Is it possible to set the _indextime with the value of _time ? Will it "merge" my identical events ? And if not, is there a way to do it at indexation time ?
Thanks !
I don't think there is any way to influence the _indextime field. That is simply Splunk's internal recording of when it indexed the event. But even if you could: Splunk doesn't merge events that are identical.
If you want to somehow filter part of the incoming events, provide some more details of how you are ingesting them (what input method etc.) and what the events look like.
What you can do of course is apply the dedup
command at search time, to remove duplicates from your search results. It's typically more efficient to dedup based on a certain field, but you can also do a dedup _raw
to dedup based on the entire original event (note: _raw does not include metadata fields like _indextime, it is just the original raw event itself).
Thanks for your help.
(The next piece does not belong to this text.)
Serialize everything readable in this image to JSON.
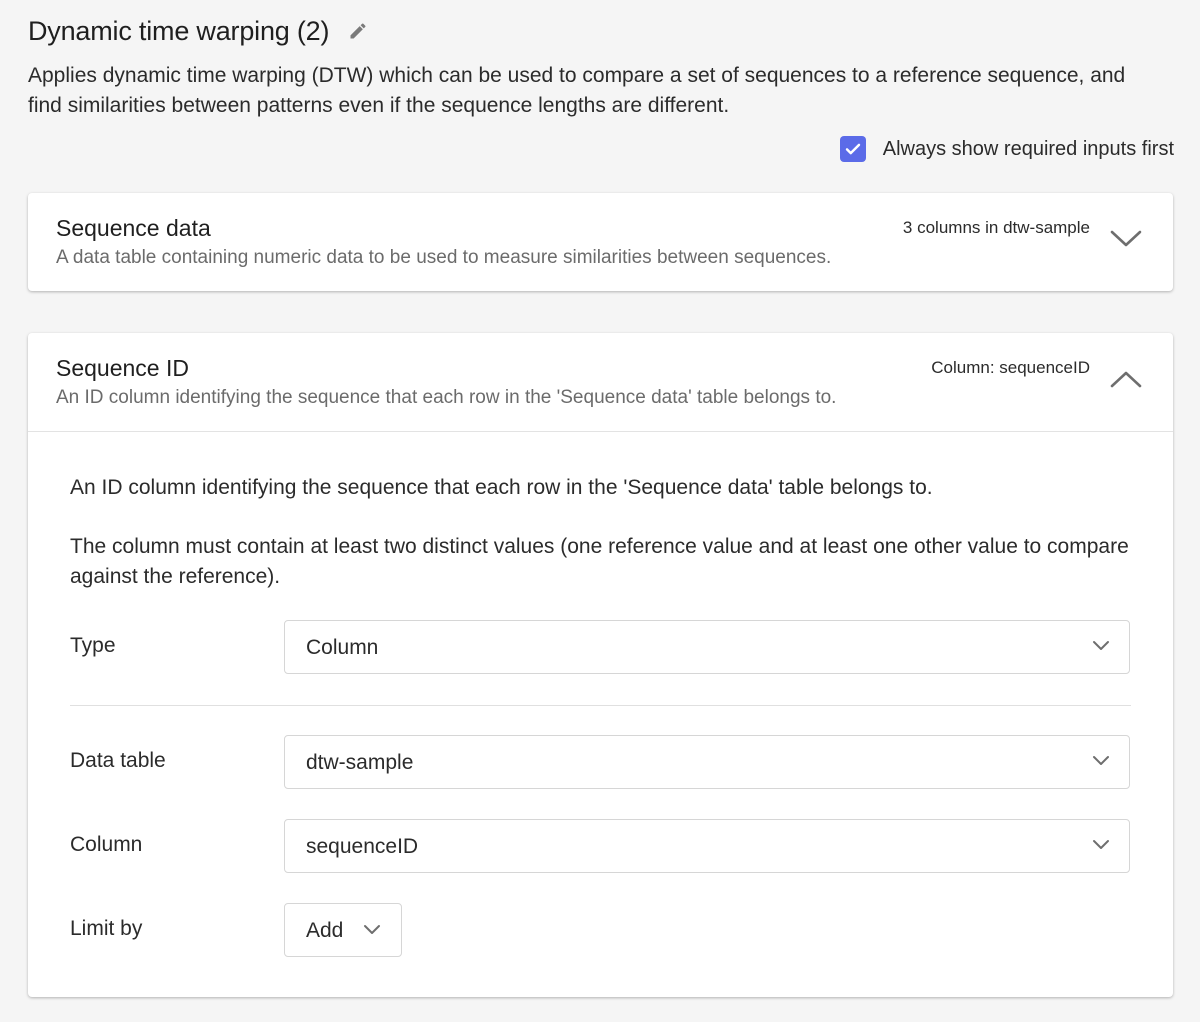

I receive the events via an HTTP entrypoint, and it is json. An simplified equivalent of the requests that are sent is :
curl -k "splunk:8088/services/collector" \
-H "Authorization: Splunk 1c0afd4d-d802-gg2c-9fc2-0f428217adf7" \
-d '{"event": {"Owner": "Toto", "Title": "Hello", "Date":"2018-02-02 11:45:23"}, "sourcetype": "sales", "time":"2018-02-02 11:45:23"}'
I will use dedup
if it is my last option, but I feel like it will be redundant to write this for every request
I don't see an obvious way to filter duplicates for such events during input/parsing phase, but perhaps someone else will come by who has a smart idea for that.
Can't you tune the data source somehow to reduce sending the same event multiple times?
I don't see a way besides dedup either. This should be fixed at the source/input, if possible.
No problem, thanks for trying 🙂
In fact I have very few duplicate events, but I can't avoid them more by playing with the data source.